La plus grande réduction de risque de décès prématuré était constatée entre les groupes inactifs et modérément actifs.

Un peu moins d’un quart des participants (23%) étaient inactifs, c’est-à-dire qu’ils ne rapportaient aucune activité physique dans leur loisir et au travail.

Seulement 20 minutes de marche rapide chaque jour (brûlant entre 90 et 110 calories) faisait passer une personne du groupe inactif à celui modérément actif et réduisait le risque de 16 à 30%. L’impact était plus grand chez les personnes de poids normal, mais celles avec un IMC supérieur retiraient aussi un bénéfice.

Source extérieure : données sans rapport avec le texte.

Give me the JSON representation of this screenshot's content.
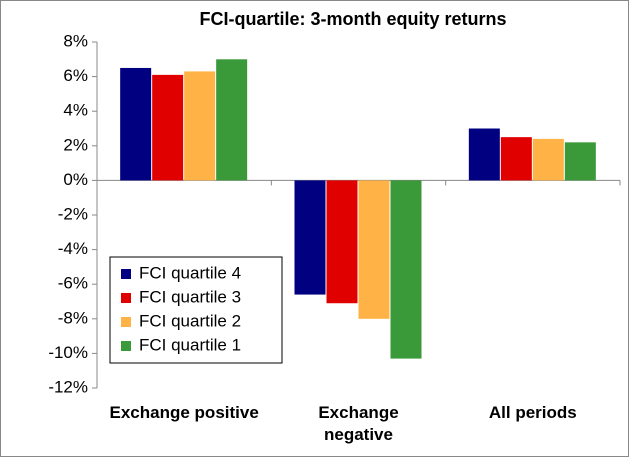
{
  "chart_data": {
    "type": "bar",
    "title": "FCI-quartile: 3-month  equity returns",
    "categories": [
      "Exchange positive",
      "Exchange negative",
      "All periods"
    ],
    "series": [
      {
        "name": "FCI quartile 4",
        "color": "#000080",
        "values": [
          6.5,
          -6.6,
          3.0
        ]
      },
      {
        "name": "FCI quartile 3",
        "color": "#e00000",
        "values": [
          6.1,
          -7.1,
          2.5
        ]
      },
      {
        "name": "FCI quartile 2",
        "color": "#ffb347",
        "values": [
          6.3,
          -8.0,
          2.4
        ]
      },
      {
        "name": "FCI quartile 1",
        "color": "#3a9a3a",
        "values": [
          7.0,
          -10.3,
          2.2
        ]
      }
    ],
    "ylim": [
      -12,
      8
    ],
    "yticks": [
      {
        "value": -12,
        "label": "-12%"
      },
      {
        "value": -10,
        "label": "-10%"
      },
      {
        "value": -8,
        "label": "-8%"
      },
      {
        "value": -6,
        "label": "-6%"
      },
      {
        "value": -4,
        "label": "-4%"
      },
      {
        "value": -2,
        "label": "-2%"
      },
      {
        "value": 0,
        "label": "0%"
      },
      {
        "value": 2,
        "label": "2%"
      },
      {
        "value": 4,
        "label": "4%"
      },
      {
        "value": 6,
        "label": "6%"
      },
      {
        "value": 8,
        "label": "8%"
      }
    ],
    "legend": "lower-left"
  }
}
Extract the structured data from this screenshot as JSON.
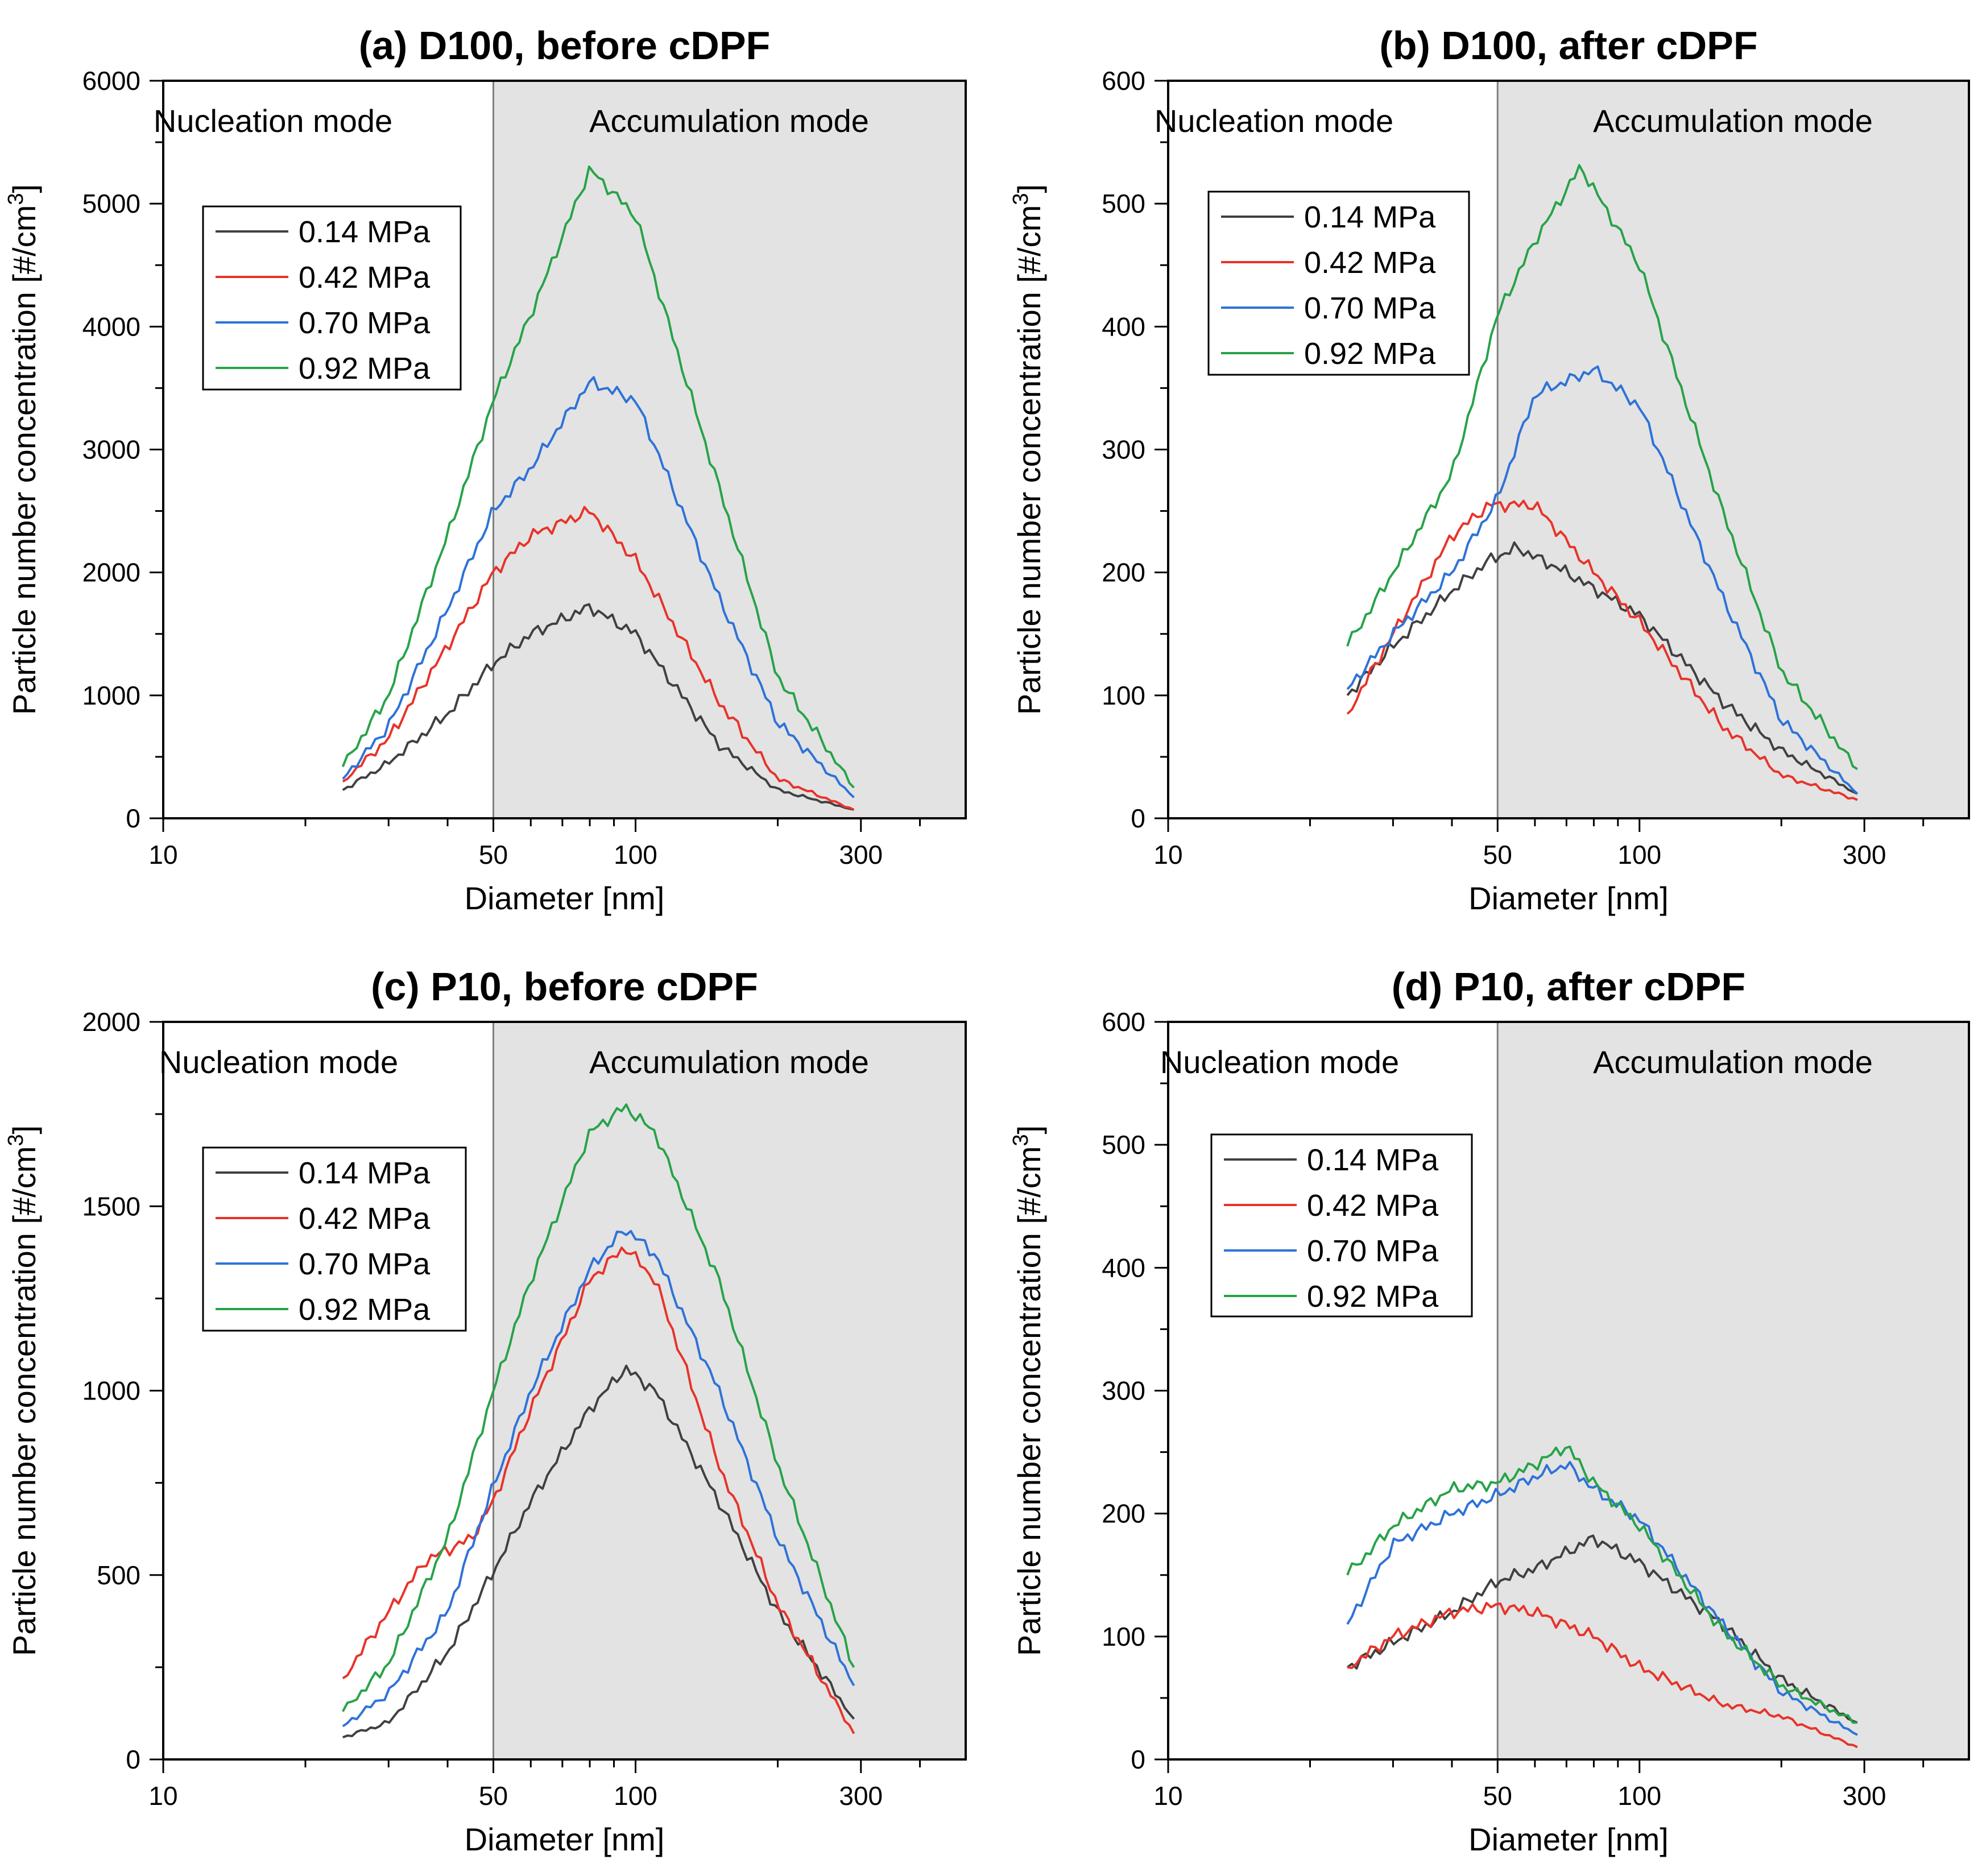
{
  "chart_data": [
    {
      "type": "line",
      "title": "(a) D100, before cDPF",
      "xlabel": "Diameter [nm]",
      "ylabel_main": "Particle number concentration [#/cm",
      "ylabel_sup": "3",
      "ylabel_close": "]",
      "xscale": "log",
      "xlim": [
        10,
        500
      ],
      "xticks": [
        10,
        50,
        100,
        300
      ],
      "xtick_labels": [
        "10",
        "50",
        "100",
        "300"
      ],
      "ylim": [
        0,
        6000
      ],
      "yticks": [
        0,
        1000,
        2000,
        3000,
        4000,
        5000,
        6000
      ],
      "ytick_labels": [
        "0",
        "1000",
        "2000",
        "3000",
        "4000",
        "5000",
        "6000"
      ],
      "shaded_region": [
        50,
        500
      ],
      "divider_x": 50,
      "regions": {
        "left": "Nucleation mode",
        "right": "Accumulation mode"
      },
      "legend_position": "upper-left",
      "series": [
        {
          "name": "0.14 MPa",
          "color": "#404040",
          "keypoints": [
            [
              24,
              230
            ],
            [
              30,
              450
            ],
            [
              40,
              850
            ],
            [
              50,
              1260
            ],
            [
              60,
              1500
            ],
            [
              80,
              1720
            ],
            [
              100,
              1500
            ],
            [
              150,
              600
            ],
            [
              200,
              230
            ],
            [
              290,
              70
            ]
          ]
        },
        {
          "name": "0.42 MPa",
          "color": "#e8332a",
          "keypoints": [
            [
              24,
              300
            ],
            [
              30,
              650
            ],
            [
              40,
              1400
            ],
            [
              50,
              2000
            ],
            [
              60,
              2300
            ],
            [
              80,
              2500
            ],
            [
              100,
              2100
            ],
            [
              150,
              950
            ],
            [
              200,
              320
            ],
            [
              290,
              70
            ]
          ]
        },
        {
          "name": "0.70 MPa",
          "color": "#2e72d9",
          "keypoints": [
            [
              24,
              320
            ],
            [
              30,
              750
            ],
            [
              40,
              1700
            ],
            [
              50,
              2500
            ],
            [
              60,
              2850
            ],
            [
              80,
              3550
            ],
            [
              100,
              3400
            ],
            [
              150,
              1800
            ],
            [
              200,
              780
            ],
            [
              290,
              170
            ]
          ]
        },
        {
          "name": "0.92 MPa",
          "color": "#27a348",
          "keypoints": [
            [
              24,
              420
            ],
            [
              30,
              1000
            ],
            [
              40,
              2300
            ],
            [
              50,
              3400
            ],
            [
              60,
              4100
            ],
            [
              80,
              5280
            ],
            [
              100,
              4900
            ],
            [
              150,
              2700
            ],
            [
              200,
              1150
            ],
            [
              290,
              250
            ]
          ]
        }
      ]
    },
    {
      "type": "line",
      "title": "(b) D100, after cDPF",
      "xlabel": "Diameter [nm]",
      "ylabel_main": "Particle number concentration [#/cm",
      "ylabel_sup": "3",
      "ylabel_close": "]",
      "xscale": "log",
      "xlim": [
        10,
        500
      ],
      "xticks": [
        10,
        50,
        100,
        300
      ],
      "xtick_labels": [
        "10",
        "50",
        "100",
        "300"
      ],
      "ylim": [
        0,
        600
      ],
      "yticks": [
        0,
        100,
        200,
        300,
        400,
        500,
        600
      ],
      "ytick_labels": [
        "0",
        "100",
        "200",
        "300",
        "400",
        "500",
        "600"
      ],
      "shaded_region": [
        50,
        500
      ],
      "divider_x": 50,
      "regions": {
        "left": "Nucleation mode",
        "right": "Accumulation mode"
      },
      "legend_position": "upper-left",
      "series": [
        {
          "name": "0.14 MPa",
          "color": "#404040",
          "keypoints": [
            [
              24,
              100
            ],
            [
              30,
              140
            ],
            [
              40,
              185
            ],
            [
              48,
              210
            ],
            [
              55,
              220
            ],
            [
              70,
              200
            ],
            [
              100,
              165
            ],
            [
              150,
              95
            ],
            [
              200,
              55
            ],
            [
              290,
              20
            ]
          ]
        },
        {
          "name": "0.42 MPa",
          "color": "#e8332a",
          "keypoints": [
            [
              24,
              85
            ],
            [
              30,
              150
            ],
            [
              40,
              230
            ],
            [
              48,
              255
            ],
            [
              60,
              255
            ],
            [
              80,
              200
            ],
            [
              100,
              160
            ],
            [
              150,
              75
            ],
            [
              200,
              35
            ],
            [
              290,
              15
            ]
          ]
        },
        {
          "name": "0.70 MPa",
          "color": "#2e72d9",
          "keypoints": [
            [
              24,
              105
            ],
            [
              30,
              150
            ],
            [
              40,
              200
            ],
            [
              50,
              260
            ],
            [
              60,
              345
            ],
            [
              80,
              365
            ],
            [
              100,
              335
            ],
            [
              150,
              180
            ],
            [
              200,
              80
            ],
            [
              290,
              20
            ]
          ]
        },
        {
          "name": "0.92 MPa",
          "color": "#27a348",
          "keypoints": [
            [
              24,
              140
            ],
            [
              30,
              200
            ],
            [
              40,
              280
            ],
            [
              50,
              410
            ],
            [
              60,
              470
            ],
            [
              75,
              530
            ],
            [
              100,
              450
            ],
            [
              150,
              250
            ],
            [
              200,
              120
            ],
            [
              290,
              40
            ]
          ]
        }
      ]
    },
    {
      "type": "line",
      "title": "(c) P10, before cDPF",
      "xlabel": "Diameter [nm]",
      "ylabel_main": "Particle number concentration [#/cm",
      "ylabel_sup": "3",
      "ylabel_close": "]",
      "xscale": "log",
      "xlim": [
        10,
        500
      ],
      "xticks": [
        10,
        50,
        100,
        300
      ],
      "xtick_labels": [
        "10",
        "50",
        "100",
        "300"
      ],
      "ylim": [
        0,
        2000
      ],
      "yticks": [
        0,
        500,
        1000,
        1500,
        2000
      ],
      "ytick_labels": [
        "0",
        "500",
        "1000",
        "1500",
        "2000"
      ],
      "shaded_region": [
        50,
        500
      ],
      "divider_x": 50,
      "regions": {
        "left": "Nucleation mode",
        "right": "Accumulation mode"
      },
      "legend_position": "upper-left",
      "series": [
        {
          "name": "0.14 MPa",
          "color": "#404040",
          "keypoints": [
            [
              24,
              60
            ],
            [
              30,
              100
            ],
            [
              40,
              290
            ],
            [
              50,
              510
            ],
            [
              60,
              700
            ],
            [
              80,
              950
            ],
            [
              95,
              1060
            ],
            [
              110,
              1000
            ],
            [
              150,
              700
            ],
            [
              200,
              400
            ],
            [
              290,
              110
            ]
          ]
        },
        {
          "name": "0.42 MPa",
          "color": "#e8332a",
          "keypoints": [
            [
              24,
              220
            ],
            [
              30,
              400
            ],
            [
              36,
              540
            ],
            [
              45,
              600
            ],
            [
              50,
              700
            ],
            [
              60,
              950
            ],
            [
              80,
              1300
            ],
            [
              95,
              1390
            ],
            [
              110,
              1300
            ],
            [
              150,
              800
            ],
            [
              200,
              420
            ],
            [
              290,
              70
            ]
          ]
        },
        {
          "name": "0.70 MPa",
          "color": "#2e72d9",
          "keypoints": [
            [
              24,
              90
            ],
            [
              30,
              180
            ],
            [
              40,
              400
            ],
            [
              50,
              740
            ],
            [
              60,
              1000
            ],
            [
              80,
              1330
            ],
            [
              95,
              1440
            ],
            [
              110,
              1370
            ],
            [
              150,
              1000
            ],
            [
              200,
              600
            ],
            [
              290,
              200
            ]
          ]
        },
        {
          "name": "0.92 MPa",
          "color": "#27a348",
          "keypoints": [
            [
              24,
              130
            ],
            [
              30,
              260
            ],
            [
              40,
              600
            ],
            [
              50,
              1000
            ],
            [
              60,
              1300
            ],
            [
              80,
              1700
            ],
            [
              95,
              1770
            ],
            [
              110,
              1700
            ],
            [
              150,
              1300
            ],
            [
              200,
              800
            ],
            [
              290,
              250
            ]
          ]
        }
      ]
    },
    {
      "type": "line",
      "title": "(d) P10, after cDPF",
      "xlabel": "Diameter [nm]",
      "ylabel_main": "Particle number concentration [#/cm",
      "ylabel_sup": "3",
      "ylabel_close": "]",
      "xscale": "log",
      "xlim": [
        10,
        500
      ],
      "xticks": [
        10,
        50,
        100,
        300
      ],
      "xtick_labels": [
        "10",
        "50",
        "100",
        "300"
      ],
      "ylim": [
        0,
        600
      ],
      "yticks": [
        0,
        100,
        200,
        300,
        400,
        500,
        600
      ],
      "ytick_labels": [
        "0",
        "100",
        "200",
        "300",
        "400",
        "500",
        "600"
      ],
      "shaded_region": [
        50,
        500
      ],
      "divider_x": 50,
      "regions": {
        "left": "Nucleation mode",
        "right": "Accumulation mode"
      },
      "legend_position": "upper-left",
      "series": [
        {
          "name": "0.14 MPa",
          "color": "#404040",
          "keypoints": [
            [
              24,
              75
            ],
            [
              30,
              95
            ],
            [
              40,
              120
            ],
            [
              50,
              145
            ],
            [
              60,
              155
            ],
            [
              80,
              180
            ],
            [
              100,
              160
            ],
            [
              150,
              110
            ],
            [
              200,
              65
            ],
            [
              290,
              30
            ]
          ]
        },
        {
          "name": "0.42 MPa",
          "color": "#e8332a",
          "keypoints": [
            [
              24,
              75
            ],
            [
              30,
              100
            ],
            [
              40,
              120
            ],
            [
              50,
              125
            ],
            [
              60,
              120
            ],
            [
              80,
              100
            ],
            [
              100,
              75
            ],
            [
              150,
              45
            ],
            [
              200,
              35
            ],
            [
              290,
              10
            ]
          ]
        },
        {
          "name": "0.70 MPa",
          "color": "#2e72d9",
          "keypoints": [
            [
              24,
              110
            ],
            [
              30,
              175
            ],
            [
              40,
              200
            ],
            [
              50,
              215
            ],
            [
              60,
              230
            ],
            [
              70,
              240
            ],
            [
              80,
              220
            ],
            [
              100,
              195
            ],
            [
              150,
              110
            ],
            [
              200,
              55
            ],
            [
              290,
              20
            ]
          ]
        },
        {
          "name": "0.92 MPa",
          "color": "#27a348",
          "keypoints": [
            [
              24,
              150
            ],
            [
              30,
              190
            ],
            [
              40,
              220
            ],
            [
              50,
              225
            ],
            [
              60,
              240
            ],
            [
              70,
              255
            ],
            [
              80,
              225
            ],
            [
              100,
              190
            ],
            [
              150,
              105
            ],
            [
              200,
              60
            ],
            [
              290,
              30
            ]
          ]
        }
      ]
    }
  ]
}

Mais « nous devrions vraiment chercher à faire plus que cela », estiment les chercheurs. « L’activité physique a de nombreux avantages pour la santé et devrait être une partie importante de notre vie quotidienne ».

« Aider les gens à perdre du poids représente un véritable défi, et alors que nous devons continuer à chercher à réduire les niveaux d’obésité de la population, les interventions de santé publique qui encouragent les gens à faire de petits changements, mais réalisables, d’activité physique peut avoir des avantages importants pour la santé et être plus faciles à obtenir et maintenir », dit-il.